NEW YORK — Seeking a degree of stability in both their political and financial worlds, President Clinton and Japan's new prime minister, Keizo Obuchi, met Tuesday for the first time in talks marked by U.S. pressure on Tokyo to take grander measures to strengthen its economy and repair its troubled banking system.
"I think there is virtually unanimous support in the world for the kind of financial reforms that would restore economic growth in Japan," Clinton said during a break midway through the talks.
Clinton administration officials, reporting on the private meetings, suggested that the president encountered some resistance when he raised the touchy subject of Tokyo's halting--and widely criticized--efforts to reform its banking system.
Obuchi, at a solo news conference later, said he and Clinton had an "extremely useful exchange of views," but he didn't go beyond previous statements about what the Japanese government is prepared to do to turn around the world's second-largest economy.
The Japanese leader cited plans for a "permanent tax cut," an economic stimulus package and continuing reform and market openings. But he declined to specify what other measures the government is considering or to set a timetable for such actions as additional bank closures.

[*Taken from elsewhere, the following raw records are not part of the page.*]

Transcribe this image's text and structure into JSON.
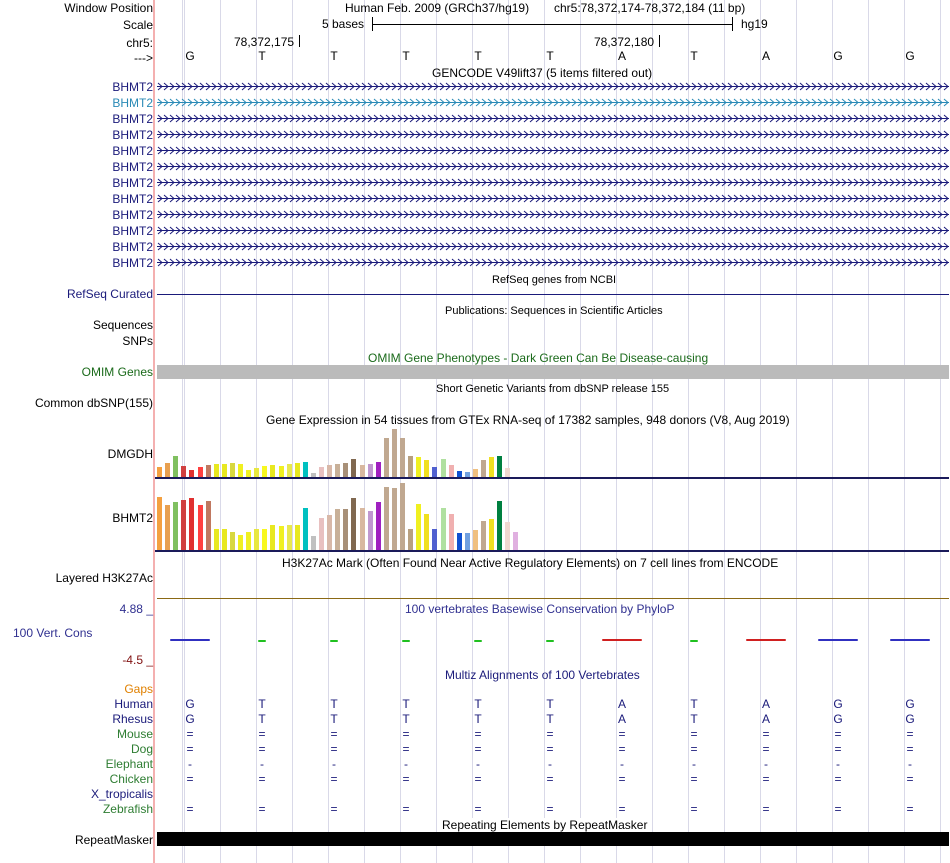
{
  "header": {
    "window_position_label": "Window Position",
    "scale_label": "Scale",
    "chrom_label": "chr5:",
    "strand_label": "--->",
    "assembly_text": "Human Feb. 2009 (GRCh37/hg19)",
    "position_text": "chr5:78,372,174-78,372,184 (11 bp)",
    "scale_text": "5 bases",
    "db_label": "hg19",
    "coord1": "78,372,175",
    "coord2": "78,372,180"
  },
  "bases": [
    "G",
    "T",
    "T",
    "T",
    "T",
    "T",
    "A",
    "T",
    "A",
    "G",
    "G"
  ],
  "gencode": {
    "title": "GENCODE V49lift37 (5 items filtered out)",
    "rows": [
      {
        "label": "BHMT2",
        "color": "#1a1a7a"
      },
      {
        "label": "BHMT2",
        "color": "#2a8ab6"
      },
      {
        "label": "BHMT2",
        "color": "#1a1a7a"
      },
      {
        "label": "BHMT2",
        "color": "#1a1a7a"
      },
      {
        "label": "BHMT2",
        "color": "#1a1a7a"
      },
      {
        "label": "BHMT2",
        "color": "#1a1a7a"
      },
      {
        "label": "BHMT2",
        "color": "#1a1a7a"
      },
      {
        "label": "BHMT2",
        "color": "#1a1a7a"
      },
      {
        "label": "BHMT2",
        "color": "#1a1a7a"
      },
      {
        "label": "BHMT2",
        "color": "#1a1a7a"
      },
      {
        "label": "BHMT2",
        "color": "#1a1a7a"
      },
      {
        "label": "BHMT2",
        "color": "#1a1a7a"
      }
    ]
  },
  "refseq": {
    "title": "RefSeq genes from NCBI",
    "label": "RefSeq Curated"
  },
  "pubs": {
    "title": "Publications: Sequences in Scientific Articles",
    "label1": "Sequences",
    "label2": "SNPs"
  },
  "omim": {
    "title": "OMIM Gene Phenotypes - Dark Green Can Be Disease-causing",
    "label": "OMIM Genes"
  },
  "dbsnp": {
    "title": "Short Genetic Variants from dbSNP release 155",
    "label": "Common dbSNP(155)"
  },
  "gtex": {
    "title": "Gene Expression in 54 tissues from GTEx RNA-seq of 17382 samples, 948 donors (V8, Aug 2019)",
    "colors": [
      "#f4a040",
      "#e8a050",
      "#80c060",
      "#d04040",
      "#e03030",
      "#ff4040",
      "#c07860",
      "#e8e820",
      "#e8e820",
      "#d8d840",
      "#f0f020",
      "#f0f020",
      "#e8e840",
      "#f8f820",
      "#e8e820",
      "#f0f020",
      "#e8e850",
      "#e8e820",
      "#00c0c0",
      "#c0c0c0",
      "#e8c0c0",
      "#d8b8a8",
      "#c8b098",
      "#a89078",
      "#806850",
      "#d8b8a0",
      "#c098d0",
      "#a020c0",
      "#c0a890",
      "#c0a890",
      "#c0a890",
      "#b8a080",
      "#f0f020",
      "#f0e020",
      "#5060d0",
      "#b0e0a0",
      "#f0b0b0",
      "#1050d0",
      "#70a0e0",
      "#f0c080",
      "#c0a890",
      "#f0e020",
      "#008040",
      "#f0d8d0",
      "#e0b0e0",
      "#c060c0"
    ],
    "rows": [
      {
        "label": "DMGDH",
        "values": [
          0.2,
          0.28,
          0.42,
          0.22,
          0.14,
          0.2,
          0.24,
          0.26,
          0.26,
          0.28,
          0.26,
          0.14,
          0.18,
          0.22,
          0.24,
          0.22,
          0.26,
          0.28,
          0.3,
          0.08,
          0.2,
          0.24,
          0.26,
          0.28,
          0.36,
          0.24,
          0.26,
          0.3,
          0.78,
          0.96,
          0.78,
          0.42,
          0.4,
          0.34,
          0.2,
          0.36,
          0.24,
          0.12,
          0.1,
          0.16,
          0.34,
          0.4,
          0.42,
          0.18,
          0.0,
          0.0
        ]
      },
      {
        "label": "BHMT2",
        "values": [
          0.75,
          0.64,
          0.68,
          0.72,
          0.74,
          0.64,
          0.7,
          0.3,
          0.3,
          0.26,
          0.22,
          0.26,
          0.3,
          0.3,
          0.36,
          0.34,
          0.36,
          0.36,
          0.6,
          0.2,
          0.46,
          0.5,
          0.58,
          0.58,
          0.74,
          0.6,
          0.56,
          0.68,
          0.9,
          0.88,
          0.96,
          0.3,
          0.65,
          0.52,
          0.3,
          0.6,
          0.52,
          0.24,
          0.24,
          0.28,
          0.42,
          0.44,
          0.7,
          0.4,
          0.26,
          0.0
        ]
      }
    ]
  },
  "h3k27ac": {
    "title": "H3K27Ac Mark (Often Found Near Active Regulatory Elements) on 7 cell lines from ENCODE",
    "label": "Layered H3K27Ac"
  },
  "phylop": {
    "title": "100 vertebrates Basewise Conservation by PhyloP",
    "label": "100 Vert. Cons",
    "max_label": "4.88 _",
    "min_label": "-4.5 _",
    "values": [
      -0.25,
      0.55,
      0.45,
      0.5,
      0.45,
      0.5,
      -0.4,
      0.5,
      -0.45,
      -0.2,
      -0.2
    ]
  },
  "multiz": {
    "title": "Multiz Alignments of 100 Vertebrates",
    "gaps_label": "Gaps",
    "species": [
      {
        "name": "Human",
        "color": "#1a1a7a",
        "bases": [
          "G",
          "T",
          "T",
          "T",
          "T",
          "T",
          "A",
          "T",
          "A",
          "G",
          "G"
        ]
      },
      {
        "name": "Rhesus",
        "color": "#1a1a7a",
        "bases": [
          "G",
          "T",
          "T",
          "T",
          "T",
          "T",
          "A",
          "T",
          "A",
          "G",
          "G"
        ]
      },
      {
        "name": "Mouse",
        "color": "#2e7d32",
        "bases": [
          "=",
          "=",
          "=",
          "=",
          "=",
          "=",
          "=",
          "=",
          "=",
          "=",
          "="
        ]
      },
      {
        "name": "Dog",
        "color": "#2e7d32",
        "bases": [
          "=",
          "=",
          "=",
          "=",
          "=",
          "=",
          "=",
          "=",
          "=",
          "=",
          "="
        ]
      },
      {
        "name": "Elephant",
        "color": "#2e7d32",
        "bases": [
          "-",
          "-",
          "-",
          "-",
          "-",
          "-",
          "-",
          "-",
          "-",
          "-",
          "-"
        ]
      },
      {
        "name": "Chicken",
        "color": "#2e7d32",
        "bases": [
          "=",
          "=",
          "=",
          "=",
          "=",
          "=",
          "=",
          "=",
          "=",
          "=",
          "="
        ]
      },
      {
        "name": "X_tropicalis",
        "color": "#1a1a7a",
        "bases": [
          "",
          "",
          "",
          "",
          "",
          "",
          "",
          "",
          "",
          "",
          ""
        ]
      },
      {
        "name": "Zebrafish",
        "color": "#2e7d32",
        "bases": [
          "=",
          "=",
          "=",
          "=",
          "=",
          "=",
          "=",
          "=",
          "=",
          "=",
          "="
        ]
      }
    ]
  },
  "repeatmasker": {
    "title": "Repeating Elements by RepeatMasker",
    "label": "RepeatMasker"
  },
  "colors": {
    "navy": "#1a1a7a",
    "green": "#2e7d32",
    "orange": "#e08000",
    "omim_green": "#1a6a1a",
    "phylop_blue": "#303090",
    "red": "#801010"
  }
}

The shaky status of many Japanese banks is considered central to Japan's overall economic decline. In turn, Japan will play a pivotal role in Asia's ability to recover from its current slump, with its global implications.
The informal meeting, held at the Waldorf-Astoria Hotel in midtown Manhattan as both leaders were in New York to attend the opening sessions of the U.N. General Assembly, gave U.S. officials their first real opportunity to assess Obuchi and the measures he has taken to stabilize the Japanese economy. They were to have met in Tarrytown, N.Y., but bad weather forced a change in plans.
Among the most difficult issues facing Obuchi is the extent to which the Japanese treasury will support the troubled banks.
Making clear that Clinton did not receive the degree of commitment he had sought from Obuchi on this matter, Deputy Treasury Secretary Lawrence Summers said that "the president believes the infusion of public money is crucial to an effective solution to the problem." But that approach has encountered political opposition in Japan.
"The prime minister made it clear to the president there were a set of very complex political discussions underway with respect to banking legislation," Summers said.